Pursuant to 29 CFR 90.18(c) reconsideration may be granted under the following circumstances:
(1) If it appears on the basis of facts not previously considered that the determination complained of was erroneous;
(2) If it appears that the determination complained of was based on a mistake in the determination of facts not previously considered; or
(3) If in the opinion of the Certifying Officer, a misinterpretation of facts or of the law justified reconsideration of the decision.
The TAA petition was filed on behalf of workers at Accenture LLP, Oaks, Pennsylvania engaged in maintenance and development of software code. The petition was denied because the petitioning workers did not produce an article within the meaning of section 222 of the Act.
The petitioner contends that the Department erred in its interpretation of Start Printed Page 31131work performed at the subject facility as a service. The petitioner further compares software programs developed under the auspices of Accenture to Microsoft software packages and computer games which are packaged and sold as “products”. Consequently, the petitioner concludes that software developed by the subject group of workers should be considered a product as well.
A company official was contacted for clarification in regard to the nature of the work performed at the subject facility. The official stated that workers at the subject firm are engaged in application development and maintenance services of a trust accounting software to a customer, which in its turn provides investment processing services for financial institutions. Accenture workers perform application fault fixes, enhancements and modifications. The official further clarified that software developed by the subject group of workers is not recorded on media devices for further distribution. All Accenture activities are performed on the application code residing on customer's mainframe and transferred electronically.
The sophistication of the work involved is not an issue in ascertaining whether the petitioning workers are eligible for trade adjustment assistance, but rather only whether they produced an article within the meaning of section 222 of the Trade Act of 1974.
Software development and maintenance are not considered production of an article within the meaning of section 222 of the Trade Act. Petitioning workers do not produce an “article” within the meaning of the Trade Act of 1974. Formatted electronic databases and codes are not tangible commodities, that is, marketable products, and they are not listed on the Harmonized Tariff Schedule of the United States (HTS), as classified by the United States International Trade Commission (USITC), Office of Tariff Affairs and Trade Agreements, which describes articles imported to the United States.

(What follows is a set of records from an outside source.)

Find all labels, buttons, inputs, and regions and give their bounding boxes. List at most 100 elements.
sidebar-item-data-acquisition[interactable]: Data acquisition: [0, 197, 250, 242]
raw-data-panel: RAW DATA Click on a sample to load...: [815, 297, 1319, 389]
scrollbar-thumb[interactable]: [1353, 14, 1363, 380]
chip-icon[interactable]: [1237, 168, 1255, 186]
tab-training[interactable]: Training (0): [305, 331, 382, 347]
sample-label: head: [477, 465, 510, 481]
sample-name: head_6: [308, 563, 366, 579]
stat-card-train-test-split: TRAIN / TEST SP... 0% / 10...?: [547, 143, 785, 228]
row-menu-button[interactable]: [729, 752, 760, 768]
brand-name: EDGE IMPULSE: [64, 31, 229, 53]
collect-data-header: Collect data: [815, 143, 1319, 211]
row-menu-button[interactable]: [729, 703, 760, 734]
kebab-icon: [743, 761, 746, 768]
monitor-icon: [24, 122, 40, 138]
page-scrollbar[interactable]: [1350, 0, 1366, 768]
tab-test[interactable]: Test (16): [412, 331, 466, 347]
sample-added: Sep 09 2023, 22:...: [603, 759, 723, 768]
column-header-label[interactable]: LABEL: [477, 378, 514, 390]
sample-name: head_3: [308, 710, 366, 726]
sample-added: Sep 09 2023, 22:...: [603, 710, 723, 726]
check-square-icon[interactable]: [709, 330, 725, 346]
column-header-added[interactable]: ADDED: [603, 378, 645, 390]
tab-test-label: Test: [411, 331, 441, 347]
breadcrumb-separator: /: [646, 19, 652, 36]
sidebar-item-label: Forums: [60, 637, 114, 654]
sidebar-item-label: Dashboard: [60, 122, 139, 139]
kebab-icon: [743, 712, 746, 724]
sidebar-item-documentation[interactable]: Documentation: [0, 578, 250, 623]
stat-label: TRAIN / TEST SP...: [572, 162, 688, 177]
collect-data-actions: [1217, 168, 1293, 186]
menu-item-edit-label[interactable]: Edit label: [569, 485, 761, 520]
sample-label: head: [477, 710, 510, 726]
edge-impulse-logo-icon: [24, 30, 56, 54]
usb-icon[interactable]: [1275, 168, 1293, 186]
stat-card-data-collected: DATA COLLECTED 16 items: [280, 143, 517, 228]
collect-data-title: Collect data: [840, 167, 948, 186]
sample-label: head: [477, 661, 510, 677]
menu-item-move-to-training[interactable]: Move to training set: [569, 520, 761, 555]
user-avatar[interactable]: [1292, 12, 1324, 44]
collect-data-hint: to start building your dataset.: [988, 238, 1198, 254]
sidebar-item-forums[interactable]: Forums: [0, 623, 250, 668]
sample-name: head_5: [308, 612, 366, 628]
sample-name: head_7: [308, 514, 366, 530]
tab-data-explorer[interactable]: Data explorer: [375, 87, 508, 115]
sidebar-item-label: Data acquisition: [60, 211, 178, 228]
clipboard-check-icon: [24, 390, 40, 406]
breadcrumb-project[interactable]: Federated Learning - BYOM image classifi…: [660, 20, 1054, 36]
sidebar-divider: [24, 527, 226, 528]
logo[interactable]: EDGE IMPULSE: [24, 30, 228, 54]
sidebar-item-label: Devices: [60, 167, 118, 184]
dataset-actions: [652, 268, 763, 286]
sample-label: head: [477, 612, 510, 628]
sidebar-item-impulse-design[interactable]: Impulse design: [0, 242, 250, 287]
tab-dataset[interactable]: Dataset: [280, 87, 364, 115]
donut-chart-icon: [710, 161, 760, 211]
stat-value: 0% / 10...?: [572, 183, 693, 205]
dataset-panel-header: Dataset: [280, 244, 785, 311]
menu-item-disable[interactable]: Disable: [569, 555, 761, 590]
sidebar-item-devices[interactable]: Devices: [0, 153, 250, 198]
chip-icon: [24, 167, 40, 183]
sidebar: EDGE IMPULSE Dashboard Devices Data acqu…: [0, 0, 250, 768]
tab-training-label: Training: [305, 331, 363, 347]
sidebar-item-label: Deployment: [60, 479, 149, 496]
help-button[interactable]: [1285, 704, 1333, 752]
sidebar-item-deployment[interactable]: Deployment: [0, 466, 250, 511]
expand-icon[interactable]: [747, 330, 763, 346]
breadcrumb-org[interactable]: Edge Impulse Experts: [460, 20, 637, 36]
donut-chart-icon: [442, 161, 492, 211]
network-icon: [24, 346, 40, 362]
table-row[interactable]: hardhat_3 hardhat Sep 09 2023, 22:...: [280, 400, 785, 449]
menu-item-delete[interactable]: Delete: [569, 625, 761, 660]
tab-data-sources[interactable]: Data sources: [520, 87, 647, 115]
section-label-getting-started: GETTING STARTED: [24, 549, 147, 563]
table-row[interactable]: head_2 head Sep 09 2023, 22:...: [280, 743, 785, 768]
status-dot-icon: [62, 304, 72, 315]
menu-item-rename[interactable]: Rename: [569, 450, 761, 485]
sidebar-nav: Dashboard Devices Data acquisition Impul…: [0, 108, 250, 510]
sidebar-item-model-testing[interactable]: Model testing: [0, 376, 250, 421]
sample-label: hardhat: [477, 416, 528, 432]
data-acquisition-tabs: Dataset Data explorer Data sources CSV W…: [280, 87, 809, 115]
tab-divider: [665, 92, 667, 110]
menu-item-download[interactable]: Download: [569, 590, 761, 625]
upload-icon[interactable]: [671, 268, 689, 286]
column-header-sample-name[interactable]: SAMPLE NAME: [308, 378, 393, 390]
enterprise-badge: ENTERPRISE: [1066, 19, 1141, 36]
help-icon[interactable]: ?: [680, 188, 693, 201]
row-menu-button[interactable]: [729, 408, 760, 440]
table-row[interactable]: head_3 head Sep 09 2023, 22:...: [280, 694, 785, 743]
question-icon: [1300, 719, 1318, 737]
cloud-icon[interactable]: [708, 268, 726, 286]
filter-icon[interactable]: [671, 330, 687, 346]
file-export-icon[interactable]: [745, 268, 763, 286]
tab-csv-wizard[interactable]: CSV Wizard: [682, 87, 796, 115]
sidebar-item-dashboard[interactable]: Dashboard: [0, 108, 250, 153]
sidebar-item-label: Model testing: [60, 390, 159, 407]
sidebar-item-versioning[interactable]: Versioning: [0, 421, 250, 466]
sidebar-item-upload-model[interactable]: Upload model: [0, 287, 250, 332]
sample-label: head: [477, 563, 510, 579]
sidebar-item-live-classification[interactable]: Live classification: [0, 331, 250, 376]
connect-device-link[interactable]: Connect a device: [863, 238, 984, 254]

To be listed in the HTS, an article would be subject to a duty on the tariff schedule and have a value that makes it marketable, fungible and interchangeable for commercial purposes. Although a wide variety of tangible products are described as articles and characterized as dutiable in the HTS, informational products that could historically be sent in letter form and that can currently be electronically transmitted, are not listed in the HTS. Such products are not the type of products that customs officials inspect and that the TAA program was generally designed to address. The Department does acknowledge software as a product in cases when the software is recorded and marketed on a physical media device, in which case the process of recording (burning) is considered a production and the physical media device a product.
The petitioner also alleges that imports caused layoffs at the subject firm, asserting that because workers lost their jobs due to a transfer of job functions abroad, petitioning workers should be considered import impacted.
The company official stated that Accenture LLP did transfer a number of junior level Programmer-Analyst positions to Philippines during the relevant time period. However, none of these positions involve any sort of production. The Philippine team of analysts is performing programming activities by remotely accessing mainframe system, which is located in Oaks, Pennsylvania and making changes directly to the software on that system. Informational material that is electronically transmitted is not considered production within the context of TAA eligibility requirements, so there are no imports of products in this instance. Further, as the edited material does not become a product until it is recorded on media device, there was no shift in production of an “article” within the meaning of the Trade Act of 1974.
After review of the application and investigative findings, I conclude that there has been no error or misinterpretation of the law or of the facts which would justify reconsideration of the Department of Labor's prior decision. Accordingly, the application is denied.Start Signature
Signed at Washington, DC, this 21st day of May, 2004.
Linda G. Poole,
Certifying Officer, Division of Trade Adjustment Assistance.